In contrast to these limiting behaviors, which usually erect walls between ourselves and others, forgiveness is freeing. It means that we can move out of our previous position and move on with our lives. Best of all, it enables us to be reconciled with our neighbors and with God so that once again we feel part of the greater community of the spiritual life.

Where to start?

I’m looking truthfully at several hurts I have not been able to forgive. I have identified any associated feelings I may have, such as anger, denial, guilt, shame, or embarrassment. I’m imagining what it would be like to live without feeling these offenses. Then I’m letting them go.
I’m confessing my contribution to the conflict, making amends, and changing some behaviors.

My List:
God: For not making my son perfect and putting too much on my plate.
Me: For being such a blond and for having a baby way too young. For sometimes being critical and judgmental of others. For having my own special needs and deficits.
Amy: For living her life the way she see fit.
Elva: For being herself.
Mom: For being so traditional and not being the perfect mother.
Dad: For relation
Steve: For being too nice and for loving me too much.
Mx Voxx: For trying too hard and micromanaging not trusting her own judgments and decisions.
M7ch88l: oxoxoxoxoxoxoxox
M#r&an: For not being a father to our son.
Mxtxlda: Not supporting M#r&an to be a father to J*r*my.
XaXc9: For being you (more to this but I’ll keep it private)
#re#: For saying really rude remarks about me in front of me and for asking me how much I make in front of other people and really throwing me off and because I think I’m always nice to you.
S$at&&: Because……….


Tell myself that I only just started my journey and I will make plenty of mistakes.

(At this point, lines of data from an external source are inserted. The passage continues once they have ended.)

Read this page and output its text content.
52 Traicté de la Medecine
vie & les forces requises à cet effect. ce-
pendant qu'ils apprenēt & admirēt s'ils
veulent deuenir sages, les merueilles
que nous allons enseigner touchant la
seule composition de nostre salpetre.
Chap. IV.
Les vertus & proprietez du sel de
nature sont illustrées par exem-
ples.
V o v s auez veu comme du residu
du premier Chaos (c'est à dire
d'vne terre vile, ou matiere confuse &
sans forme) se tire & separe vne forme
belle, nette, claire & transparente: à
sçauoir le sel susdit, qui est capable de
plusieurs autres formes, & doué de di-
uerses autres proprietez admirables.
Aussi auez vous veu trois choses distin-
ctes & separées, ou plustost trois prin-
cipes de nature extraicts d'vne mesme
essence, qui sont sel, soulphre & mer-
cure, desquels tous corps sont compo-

Hell, I probably already did somewhere in this posting.

3 Comments:

At 5:34 PM, Blogger Gaslight ;-) said...

Wow, your close friends have some weird names (sorry, I was channeling EZ...)

You go, girl!

 
At 12:49 PM, Anonymous Anonymous said...

there's a long list there, i myself had a long list several years ago. i've spent almost 4 years working on myself so that the new people in my life wouldn't have to pay for the wrongs of others. & man does it feel good to let it all go. it's actually kinda nice to be able to think "hmm you're a mess" when someone says/ does somethingthat would have hurt me or made me angry years ago. remember they have their own issues & everything is a learning opportunity.

 
At 6:34 PM, Blogger HOV said...

Closet Freak, thanks for the kind words and encouragement! That made my day! I finally decided that one I needed to let something go especially hurtful comments from people with bad energy and to take a look at myself and to see what improvements I need to make. I have a lot to learn but it well be worth it. Take care.